Today I’m on a plane again, this time heading to lands left long ago by those whose heirs I’ve become. It isn’t a homecoming, surely not, but it’s not another place on a list of places, either. This breezy little tome I’ve written, Die Wise, was graced with a noble introduction by a denizen of England and of times gone by, name of Martin Shaw, with whom I was briefly reunited a week ago for a riotous night of elegy and lament worthy of the ages. (Keep a weather eye for a film record of that boisterous event, crafted by Ian McKenzie, that might see light later this winter.) In the spangled generosity of his Forward Mr. Shaw took me for a citizen of the Other World. And this was to my knowledge the first time I was recognized, the first time this drizzle of sorrow and love for life that is my claim for Orphan Wisdom was seen and called by name. This stirred my gratitude. I have gratitude for him personally and specifically, surely, but I’ve another gratitude that arrived in this slurry of anticipation and pause, one that rises in the departure lounge as I make my way back across the Atlantic, tracing the furrows ploughed centuries before when We Who Left, who could not afford to stay, parted ways so deeply with You Who Stayed, to become the great European fantasy of America. And Mr. Shaw wrote of we who left: “To us, when you left you became spirits. How does dying wise function when to we who stayed you are already dead?” This is surely the arche of sorrow and longing and the uprooting of the world in search of home that America has become. It is to this wonder that I am returning.

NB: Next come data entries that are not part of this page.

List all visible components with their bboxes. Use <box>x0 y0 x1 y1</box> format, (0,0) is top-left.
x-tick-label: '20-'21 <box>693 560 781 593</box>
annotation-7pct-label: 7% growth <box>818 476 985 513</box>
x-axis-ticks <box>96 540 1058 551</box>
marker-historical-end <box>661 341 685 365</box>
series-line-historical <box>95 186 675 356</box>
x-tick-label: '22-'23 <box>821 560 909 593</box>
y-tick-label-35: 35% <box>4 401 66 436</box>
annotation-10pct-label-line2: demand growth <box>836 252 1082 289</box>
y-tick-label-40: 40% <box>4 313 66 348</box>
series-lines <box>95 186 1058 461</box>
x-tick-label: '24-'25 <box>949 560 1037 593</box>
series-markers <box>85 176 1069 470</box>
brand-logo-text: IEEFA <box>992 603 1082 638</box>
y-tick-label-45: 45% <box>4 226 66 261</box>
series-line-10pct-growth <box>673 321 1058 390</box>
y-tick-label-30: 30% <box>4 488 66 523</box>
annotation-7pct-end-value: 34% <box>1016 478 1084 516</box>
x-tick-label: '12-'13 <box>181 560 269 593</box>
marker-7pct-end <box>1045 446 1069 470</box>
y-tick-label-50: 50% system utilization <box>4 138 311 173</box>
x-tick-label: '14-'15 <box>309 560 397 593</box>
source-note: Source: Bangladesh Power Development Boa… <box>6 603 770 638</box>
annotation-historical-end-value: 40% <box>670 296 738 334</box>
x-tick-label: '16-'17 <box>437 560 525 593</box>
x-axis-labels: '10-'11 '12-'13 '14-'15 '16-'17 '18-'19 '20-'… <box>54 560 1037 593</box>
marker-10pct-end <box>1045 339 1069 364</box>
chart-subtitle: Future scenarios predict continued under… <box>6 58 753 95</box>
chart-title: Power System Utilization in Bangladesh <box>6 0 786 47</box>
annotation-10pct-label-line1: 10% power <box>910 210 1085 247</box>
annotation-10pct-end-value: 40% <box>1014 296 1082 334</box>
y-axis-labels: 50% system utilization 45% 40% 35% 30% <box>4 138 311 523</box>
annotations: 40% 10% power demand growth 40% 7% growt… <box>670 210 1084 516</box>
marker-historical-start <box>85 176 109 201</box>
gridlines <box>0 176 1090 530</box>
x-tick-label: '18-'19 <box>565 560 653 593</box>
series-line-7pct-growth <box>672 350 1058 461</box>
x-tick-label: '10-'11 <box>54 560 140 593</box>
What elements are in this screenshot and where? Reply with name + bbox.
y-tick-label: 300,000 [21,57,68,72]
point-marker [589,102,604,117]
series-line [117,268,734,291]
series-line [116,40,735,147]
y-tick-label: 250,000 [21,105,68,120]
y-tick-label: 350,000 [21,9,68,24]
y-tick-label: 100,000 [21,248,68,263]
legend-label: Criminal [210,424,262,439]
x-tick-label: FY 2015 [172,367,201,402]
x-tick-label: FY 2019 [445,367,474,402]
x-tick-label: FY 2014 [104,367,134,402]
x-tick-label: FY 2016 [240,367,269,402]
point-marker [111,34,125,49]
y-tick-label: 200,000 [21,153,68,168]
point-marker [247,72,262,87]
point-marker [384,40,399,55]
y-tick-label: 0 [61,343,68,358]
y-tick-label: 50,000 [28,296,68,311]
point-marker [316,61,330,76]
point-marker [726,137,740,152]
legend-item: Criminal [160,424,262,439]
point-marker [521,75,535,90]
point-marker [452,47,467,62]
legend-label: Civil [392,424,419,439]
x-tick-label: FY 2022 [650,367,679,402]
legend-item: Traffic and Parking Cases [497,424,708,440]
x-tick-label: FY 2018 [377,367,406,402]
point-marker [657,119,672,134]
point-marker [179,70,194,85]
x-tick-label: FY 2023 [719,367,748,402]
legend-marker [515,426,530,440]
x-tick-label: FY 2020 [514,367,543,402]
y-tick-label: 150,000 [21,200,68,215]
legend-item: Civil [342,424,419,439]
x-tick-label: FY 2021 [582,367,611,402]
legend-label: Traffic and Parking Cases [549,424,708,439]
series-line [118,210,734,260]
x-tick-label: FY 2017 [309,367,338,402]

So this is the whisper inside these evenings that I propose, the murmur inside the orphan wisdom for a troubled and troubling time that I bear: that the time may be dawning now, as we glimpse the myriad endings of the order that was so strangely born, for the old ancestries to be met and claimed, that we begin finally to occupy that seat reserved for us at the groaning board in the mead hall of life by our precursors, by the Old Ones of those who may gather with me and with each other these November nights for grief, for mystery and for the sake of an orphan wisdom for these strange and stranger days that may be striving to be born. Would that we wrangle from it all a memory worthy of this story of our scattering and our coming round.